Kepala Badan Kebijakan Fiskal (BKF) Kementerian Keuangan (Kemenkeu) Febrio Nathan Kacaribu menambahkan, dampak kenaikan tarif PPN tidak signifikan terhadap inflasi dan daya beli masyarakat.

“Inflasi masih target pemerintah 2 sampai 4 persen sudah termasuk semua harga terpantau saat ini dan kenaikan PPN dari 10 jadi 11 persen. Kami memastikan kebijakan yang sudah direncanakan dengan baik bersama DPR (Dewan Perwakilan Rakyat), dampaknya terhadap masyarakat tetap terjaga,” jelas Febrio.

Ia menyebutkan, ada lima alasan urgensi kenaikan tarif PPN menjadi 11 persen. Pertama, Anggaran Pendapatan dan Belanja Negara (APBN) bekerja sangat keras selama pandemi COVID-19, sehingga perlu tambahan penerimaan untuk menyokong belanja di tahun mendatang. Salah satunya, potensi penerimaan pajak yang bersumber dari PPN.

Kedua, membangun fondasi pajak yang kuat untuk membiayai pembangunan nasional. Ketiga, PPN merupakan pajak yang dampak penyimpangan atau distorsinya paling kecil pada ekonomi dibandingkan jenis pajak lainnya. Keempat, tarif PPN Indonesia berada di bawah rata-rata tarif negara lain. BKF Kemenkeu mencatat, rata-rata tarif PPN global adalah 15 persen. Rata-rata tarif PPN negara-negara yang tergabung dalam Organization for Economic Co-operation and Development (OECD) adalah 19 persen, sementara rata-rata tarif PPN negara BRICS (Brazil, Russia, India, China, dan South Africa) adalah 17 persen.

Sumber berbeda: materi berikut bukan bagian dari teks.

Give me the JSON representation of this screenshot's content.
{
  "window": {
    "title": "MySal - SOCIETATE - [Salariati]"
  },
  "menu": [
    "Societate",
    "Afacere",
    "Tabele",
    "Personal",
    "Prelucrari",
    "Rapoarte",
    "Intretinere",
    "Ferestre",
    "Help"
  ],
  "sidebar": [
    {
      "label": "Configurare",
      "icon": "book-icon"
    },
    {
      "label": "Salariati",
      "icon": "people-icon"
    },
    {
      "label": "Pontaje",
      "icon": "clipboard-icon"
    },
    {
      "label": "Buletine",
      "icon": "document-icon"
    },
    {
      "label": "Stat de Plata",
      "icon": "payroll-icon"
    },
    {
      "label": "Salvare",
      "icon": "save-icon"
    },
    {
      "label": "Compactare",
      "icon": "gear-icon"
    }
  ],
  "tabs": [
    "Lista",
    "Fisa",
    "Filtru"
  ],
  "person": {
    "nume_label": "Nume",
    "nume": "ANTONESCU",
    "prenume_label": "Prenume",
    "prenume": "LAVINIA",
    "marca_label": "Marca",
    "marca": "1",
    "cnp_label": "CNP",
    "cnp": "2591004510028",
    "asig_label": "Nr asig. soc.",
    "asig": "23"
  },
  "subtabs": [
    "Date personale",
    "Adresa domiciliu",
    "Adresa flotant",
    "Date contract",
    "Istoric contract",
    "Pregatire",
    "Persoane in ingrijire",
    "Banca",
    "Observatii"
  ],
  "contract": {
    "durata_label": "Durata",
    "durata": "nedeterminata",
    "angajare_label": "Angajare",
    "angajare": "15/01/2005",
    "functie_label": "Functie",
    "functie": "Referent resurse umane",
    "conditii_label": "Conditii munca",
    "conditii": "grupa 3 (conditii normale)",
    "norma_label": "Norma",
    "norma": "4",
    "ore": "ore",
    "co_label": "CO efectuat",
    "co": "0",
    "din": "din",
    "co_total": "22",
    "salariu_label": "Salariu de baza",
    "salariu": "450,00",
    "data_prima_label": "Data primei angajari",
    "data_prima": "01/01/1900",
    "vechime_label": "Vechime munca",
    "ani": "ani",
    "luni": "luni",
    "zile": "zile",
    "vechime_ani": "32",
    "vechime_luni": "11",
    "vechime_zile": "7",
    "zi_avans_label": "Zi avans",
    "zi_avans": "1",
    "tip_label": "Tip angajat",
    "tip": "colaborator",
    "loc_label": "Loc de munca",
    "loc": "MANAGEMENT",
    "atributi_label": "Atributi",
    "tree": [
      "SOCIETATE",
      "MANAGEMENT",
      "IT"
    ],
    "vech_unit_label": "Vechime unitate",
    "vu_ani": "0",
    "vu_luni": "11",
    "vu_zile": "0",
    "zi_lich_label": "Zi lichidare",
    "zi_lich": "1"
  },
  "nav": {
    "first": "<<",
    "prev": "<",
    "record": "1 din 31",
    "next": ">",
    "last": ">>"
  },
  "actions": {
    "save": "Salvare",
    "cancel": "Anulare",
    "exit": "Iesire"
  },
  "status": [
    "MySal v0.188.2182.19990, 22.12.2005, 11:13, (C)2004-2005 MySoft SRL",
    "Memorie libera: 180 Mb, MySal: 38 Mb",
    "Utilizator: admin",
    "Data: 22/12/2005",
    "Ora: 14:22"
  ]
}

Kelima, kesinambungan penerimaan pajak dan peningkatan rasio pajak untuk mencapai tujuan nasional melalui belanja publik yang semakin efisien, efektif, dan akuntabel.

“Reformasi perpajakan ini tentunya telah dirumuskan secara matang untuk mencapai kesejahteraan masyarakat,” tambah Febrio.